No redundancy on private network site gateways
Opened this issue · 2 comments
The private part of the network currently runs over wireguard VPNs between "site gateways": Ironbelly in Amsterdam, fafnir in Dublin, Ridley in UCL.
The private network runs:
- Monitoring through Prometheus
- Database replication
- OOB management
- PDU management
- BootP
There are two subnets on the private network: one for machines configured in chef, and one 'default' for unknown machines.
The site gateways also run VPN endpoints for remote access for the sysadmins.
There is currently no redundancy for the site gateways.
There is a preference towards keeping the config in chef (how often does it change?)
The private network currently runs in RFC1914 space, so no extra firewalling is needed.

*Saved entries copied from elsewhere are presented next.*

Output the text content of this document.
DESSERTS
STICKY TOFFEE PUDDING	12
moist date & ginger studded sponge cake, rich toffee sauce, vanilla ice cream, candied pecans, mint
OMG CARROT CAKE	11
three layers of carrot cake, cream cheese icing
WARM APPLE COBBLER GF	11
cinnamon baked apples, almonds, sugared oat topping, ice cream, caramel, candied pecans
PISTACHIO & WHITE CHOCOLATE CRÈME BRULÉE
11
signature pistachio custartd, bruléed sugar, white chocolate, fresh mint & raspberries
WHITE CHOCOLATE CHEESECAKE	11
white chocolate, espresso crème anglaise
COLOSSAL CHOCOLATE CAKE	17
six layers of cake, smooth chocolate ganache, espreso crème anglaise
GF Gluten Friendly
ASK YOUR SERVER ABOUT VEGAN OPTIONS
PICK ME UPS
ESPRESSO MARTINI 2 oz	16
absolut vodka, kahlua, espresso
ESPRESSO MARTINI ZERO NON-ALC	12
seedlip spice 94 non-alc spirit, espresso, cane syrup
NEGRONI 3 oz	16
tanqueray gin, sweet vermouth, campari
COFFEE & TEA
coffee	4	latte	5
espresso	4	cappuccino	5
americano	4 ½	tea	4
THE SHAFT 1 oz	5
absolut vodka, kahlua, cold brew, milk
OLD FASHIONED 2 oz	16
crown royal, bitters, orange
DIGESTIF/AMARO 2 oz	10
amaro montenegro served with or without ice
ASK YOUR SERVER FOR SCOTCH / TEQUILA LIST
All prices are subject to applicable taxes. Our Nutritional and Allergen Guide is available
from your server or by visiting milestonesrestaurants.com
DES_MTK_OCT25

UCL doesn't run IPv6, and some of the OOB systems might not support it anyway.
My preference here would to use a simple keepalived setup with a VIP as the internal network gateway.
keepalived.conf
on primary host:
global_defs {
max_auto_priority
vrrp_version 3
}
vrrp_instance VI_1 {
state MASTER
interface bond0 # internal
virtual_router_id 51
priority 100
advert_int 1
virtual_ipaddress {
10.0.48.1 # keepalived managed gateway VIP
}
}
keepalived.conf on secondary host(s):
global_defs {
max_auto_priority
vrrp_version 3
}
vrrp_instance VI_1 {
state BACKUP
interface bond0 # internal
virtual_router_id 51
priority 50 # Lower
advert_int 1
virtual_ipaddress {
10.0.48.1 # keepalived managed gateway VIP
}
}
Wireguard tunnels would also require some work, but I've not looked into that yet.
I've done keepalived before so I've got configs I can crib for that. The dhcp is easy - it just needs a second instance with an extra dynamic pool which at least one site already has.
Wireguard is tricky - so long as there is traffic both ways and only end fails it should be OK but handling two sites failing over is hard.